Subsequently, when we read in Saundara-nanda 16.63 that the Buddha taught Nanda to resort, at a time of heightened passion, to aśubham nimittam (a nimittam which is unattractive, disagreeable or impure), knowledge of the ancient Pali text would naturally tend to lead us to understand that aśubham nimittam belongs to what is described in the The Long Discourse Giving Advice to Rāhula as asubhaṁ bhāvanam (meditation on the unattractive/disagreeable/impure). Hence the following translations of Saundara-nanda 16.63:
EH Johnston:
But when the mind is excited by passion, the subject of meditation called 'impure' (a-śubham nimittam) should be selected so as to reach steadfastness; for thus the man of passionate nature obtains relief, like the man subject to phlegm who uses astringent remedies.
Linda Colvill:
When the mind is stirred up by passion, one should find stability and practice the impurity meditation (a-śubham nimittam), for that is how a man of passionate nature finds relief, like a patient with a phlegm condition using astringent treatments.

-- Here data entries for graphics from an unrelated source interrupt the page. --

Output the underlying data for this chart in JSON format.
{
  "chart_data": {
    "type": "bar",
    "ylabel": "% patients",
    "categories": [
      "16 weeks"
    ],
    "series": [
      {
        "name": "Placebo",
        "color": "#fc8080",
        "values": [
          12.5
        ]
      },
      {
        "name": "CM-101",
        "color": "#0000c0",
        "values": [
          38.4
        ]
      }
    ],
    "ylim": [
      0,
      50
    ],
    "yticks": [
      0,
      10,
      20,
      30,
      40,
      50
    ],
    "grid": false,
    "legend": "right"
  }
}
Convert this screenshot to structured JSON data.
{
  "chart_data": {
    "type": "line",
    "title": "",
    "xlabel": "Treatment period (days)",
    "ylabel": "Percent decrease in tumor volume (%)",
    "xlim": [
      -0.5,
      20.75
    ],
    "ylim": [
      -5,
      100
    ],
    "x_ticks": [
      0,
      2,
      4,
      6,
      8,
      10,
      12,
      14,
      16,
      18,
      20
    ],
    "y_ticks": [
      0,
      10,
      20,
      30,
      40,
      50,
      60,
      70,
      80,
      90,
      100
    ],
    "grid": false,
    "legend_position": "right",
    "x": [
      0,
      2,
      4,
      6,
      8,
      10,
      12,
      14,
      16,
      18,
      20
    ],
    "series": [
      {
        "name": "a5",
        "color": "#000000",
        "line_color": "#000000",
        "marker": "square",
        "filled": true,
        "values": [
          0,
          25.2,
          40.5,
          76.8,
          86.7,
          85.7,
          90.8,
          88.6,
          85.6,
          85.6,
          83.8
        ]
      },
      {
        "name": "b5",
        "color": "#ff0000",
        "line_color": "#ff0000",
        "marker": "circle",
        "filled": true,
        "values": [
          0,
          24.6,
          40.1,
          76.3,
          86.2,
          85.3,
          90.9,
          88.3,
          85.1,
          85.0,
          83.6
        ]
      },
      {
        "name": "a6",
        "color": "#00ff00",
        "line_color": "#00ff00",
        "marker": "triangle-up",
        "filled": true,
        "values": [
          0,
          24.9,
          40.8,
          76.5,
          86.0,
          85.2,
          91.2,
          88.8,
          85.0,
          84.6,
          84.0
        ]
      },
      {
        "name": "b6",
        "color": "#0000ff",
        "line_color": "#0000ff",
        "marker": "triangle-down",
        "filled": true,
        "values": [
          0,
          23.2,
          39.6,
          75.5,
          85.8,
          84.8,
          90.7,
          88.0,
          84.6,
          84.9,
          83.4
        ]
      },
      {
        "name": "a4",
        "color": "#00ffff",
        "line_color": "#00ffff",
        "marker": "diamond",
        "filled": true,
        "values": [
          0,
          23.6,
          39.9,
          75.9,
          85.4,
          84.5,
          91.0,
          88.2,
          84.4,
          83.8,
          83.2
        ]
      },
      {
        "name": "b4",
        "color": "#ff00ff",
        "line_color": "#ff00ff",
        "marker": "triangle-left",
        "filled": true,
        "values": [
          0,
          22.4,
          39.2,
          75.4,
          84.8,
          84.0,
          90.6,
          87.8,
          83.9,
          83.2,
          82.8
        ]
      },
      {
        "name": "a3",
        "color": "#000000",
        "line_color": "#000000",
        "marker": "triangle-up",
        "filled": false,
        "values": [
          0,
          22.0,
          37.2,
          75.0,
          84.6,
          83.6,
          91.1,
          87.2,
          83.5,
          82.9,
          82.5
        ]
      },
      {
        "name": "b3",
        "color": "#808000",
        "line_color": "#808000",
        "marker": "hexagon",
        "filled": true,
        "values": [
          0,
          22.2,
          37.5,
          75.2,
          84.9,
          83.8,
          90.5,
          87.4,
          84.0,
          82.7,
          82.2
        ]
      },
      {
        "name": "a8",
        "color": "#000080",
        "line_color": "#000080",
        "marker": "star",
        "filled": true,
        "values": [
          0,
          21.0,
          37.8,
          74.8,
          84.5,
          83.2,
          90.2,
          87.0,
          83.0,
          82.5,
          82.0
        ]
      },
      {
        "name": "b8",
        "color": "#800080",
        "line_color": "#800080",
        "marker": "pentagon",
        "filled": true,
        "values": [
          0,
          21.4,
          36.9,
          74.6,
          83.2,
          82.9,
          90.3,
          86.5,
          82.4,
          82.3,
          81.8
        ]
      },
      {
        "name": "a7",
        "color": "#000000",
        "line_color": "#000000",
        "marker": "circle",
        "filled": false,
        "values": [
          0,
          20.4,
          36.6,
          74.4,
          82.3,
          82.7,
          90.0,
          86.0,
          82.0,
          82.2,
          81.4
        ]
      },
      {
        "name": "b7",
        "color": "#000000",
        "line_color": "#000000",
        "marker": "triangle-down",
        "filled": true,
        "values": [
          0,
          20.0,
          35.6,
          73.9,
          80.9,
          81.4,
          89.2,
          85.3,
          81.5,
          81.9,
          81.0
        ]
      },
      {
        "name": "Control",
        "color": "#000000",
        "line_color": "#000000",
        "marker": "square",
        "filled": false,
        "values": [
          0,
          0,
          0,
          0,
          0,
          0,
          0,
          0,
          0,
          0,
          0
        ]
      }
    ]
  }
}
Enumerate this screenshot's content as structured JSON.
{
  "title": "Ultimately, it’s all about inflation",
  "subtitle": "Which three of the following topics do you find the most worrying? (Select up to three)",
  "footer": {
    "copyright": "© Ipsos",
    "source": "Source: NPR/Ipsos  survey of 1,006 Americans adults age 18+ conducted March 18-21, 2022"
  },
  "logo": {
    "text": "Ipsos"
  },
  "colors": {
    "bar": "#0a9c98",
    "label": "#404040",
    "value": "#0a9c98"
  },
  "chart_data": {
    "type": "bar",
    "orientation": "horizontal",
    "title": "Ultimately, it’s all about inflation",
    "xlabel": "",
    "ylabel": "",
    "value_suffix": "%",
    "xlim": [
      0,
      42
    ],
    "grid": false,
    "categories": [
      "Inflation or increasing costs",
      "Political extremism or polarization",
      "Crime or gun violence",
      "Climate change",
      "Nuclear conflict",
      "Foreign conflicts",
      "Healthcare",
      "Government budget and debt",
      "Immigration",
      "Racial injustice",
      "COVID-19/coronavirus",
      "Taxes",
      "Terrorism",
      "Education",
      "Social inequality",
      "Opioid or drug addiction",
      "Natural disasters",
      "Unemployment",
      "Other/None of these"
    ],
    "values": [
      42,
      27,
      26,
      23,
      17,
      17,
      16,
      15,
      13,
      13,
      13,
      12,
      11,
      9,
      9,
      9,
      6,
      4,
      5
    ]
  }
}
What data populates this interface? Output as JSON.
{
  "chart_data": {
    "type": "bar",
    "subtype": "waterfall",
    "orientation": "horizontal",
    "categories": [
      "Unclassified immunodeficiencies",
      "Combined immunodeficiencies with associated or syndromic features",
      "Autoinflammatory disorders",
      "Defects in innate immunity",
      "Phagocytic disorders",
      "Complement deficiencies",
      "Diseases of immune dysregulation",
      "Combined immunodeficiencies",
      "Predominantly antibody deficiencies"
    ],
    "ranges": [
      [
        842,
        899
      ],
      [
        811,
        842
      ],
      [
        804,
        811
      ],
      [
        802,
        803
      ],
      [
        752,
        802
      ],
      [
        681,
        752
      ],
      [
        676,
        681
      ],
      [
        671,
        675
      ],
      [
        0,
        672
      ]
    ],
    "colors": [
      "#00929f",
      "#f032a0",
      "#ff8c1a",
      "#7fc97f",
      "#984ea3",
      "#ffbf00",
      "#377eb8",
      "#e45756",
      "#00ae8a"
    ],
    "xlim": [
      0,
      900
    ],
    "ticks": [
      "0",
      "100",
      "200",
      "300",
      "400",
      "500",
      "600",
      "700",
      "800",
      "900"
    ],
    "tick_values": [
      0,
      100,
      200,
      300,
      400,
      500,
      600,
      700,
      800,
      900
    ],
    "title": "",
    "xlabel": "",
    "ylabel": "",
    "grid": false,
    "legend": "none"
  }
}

In this understanding, then, a subject of meditation (nimitta) is specifically linked to the development of a particular type of meditation (bhāvanā), with the aim of overcoming a specific defilement.
The essential oneness of sitting-meditation (in Japanese: ZA-ZEN) is Dogen's fundamental teaching, and I would like to think that it is Aśvaghoṣa's fundamental teaching too.
As I said above, the approach to defilements of a devotee of "just sitting," as I understand it, is an indirect one: Just sit, accepting and using the whole self well, and let everything come out in the wash.
But when I re-read Canto 16 and survey the textual evidence impartially, Aśvaghoṣa almost seems to be making a point of falsifying my generalist idea:
Just as a physician, for a disorder of bile, phlegm, or wind,
-- For whatever disorder of the humours has manifested the symptoms of disease --
Prescribes a course of treatment to cure that very disorder,
So did the Buddha prescribe for the faults. //16.69//
So I go into the New Year with a sense that something is not adding up, and a sense that there is work to do -- very probably in the direction of abandoning a cherished idea.